Comfortably Numb
2,080. 40 times per week. That’s the number of wrong site surgeries still happening annually in hospitals and clinics across the US, according to a recently released study from The Joint Commission. I read the article with great interest yesterday morning as I was making my way through several airports traveling to a client site. As I walked through an airport I stopped to watch several news
stations, expecting to see some outrage at such statistics. Maybe even a catchy new headline – “The War on Error”. I watched them all - CNN, Fox News, the political gamut – and saw…nothing. Not one story. Not even a passing interest.
Have medical errors become so much a part of the fabric of our healthcare system that this type of news doesn’t even merit a mention? Has getting the wrong care become not only accepted, but expected?

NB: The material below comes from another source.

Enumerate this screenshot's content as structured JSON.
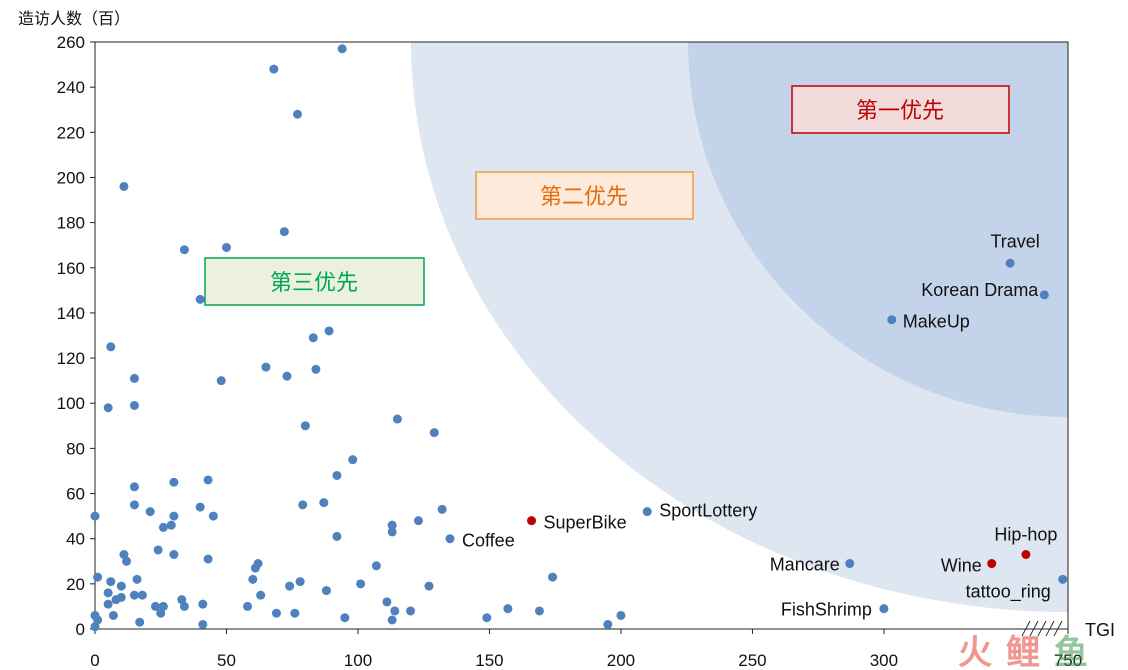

As healthcare reform continues to press forward, we continue to design fixes that will allow us to slowly evolve into a new delivery system, all while not changing our current system too much or too quickly. We seem to have agreed somewhere along the way that some frequency of errors is acceptable, and that we need to work on this slowly, lest we break the system we have worked so hard to create.
This study proves what we already know – our healthcare system is still broken. How long will we as a nation continue to tolerate slow and steady fixes to the system, and at what cost?

18 months ago, I had a similar reaction to a similar report: 10 years after the seminal "To Err is Human" report, medical errors, including preventable deaths, were on the rise. (We both defaulted to popular music references, too: Comfortably Numb and Ten Years After ....) For more, see: Ten Years After "To Err Is Human" (HealthBlawg) http://bit.ly/8zsLTU
As far as what we should be doing to combat this epidemic, I like the Lucian Leape Institute approach: gutsy, game-changing, will take a generation, and we should have started 10 years ago. See my post on the subject, with links worth following: Patient safety not taught in medical school? Lucian Leape Institute releases Unmet Needs: Teaching Physicians to Provide Safe Patient Care (HealthBlawg) http://bit.ly/bCDgD5
A culture of safety has to be promoted by physician and business leaders, and that promotion has to start immediately.
Mark,
Is the solution engagement of consumers on quality info, internal fixes in hospitals, changing the way we train surgeons, etc? Or all of the above. What approach do you think would have the best bang for your buck?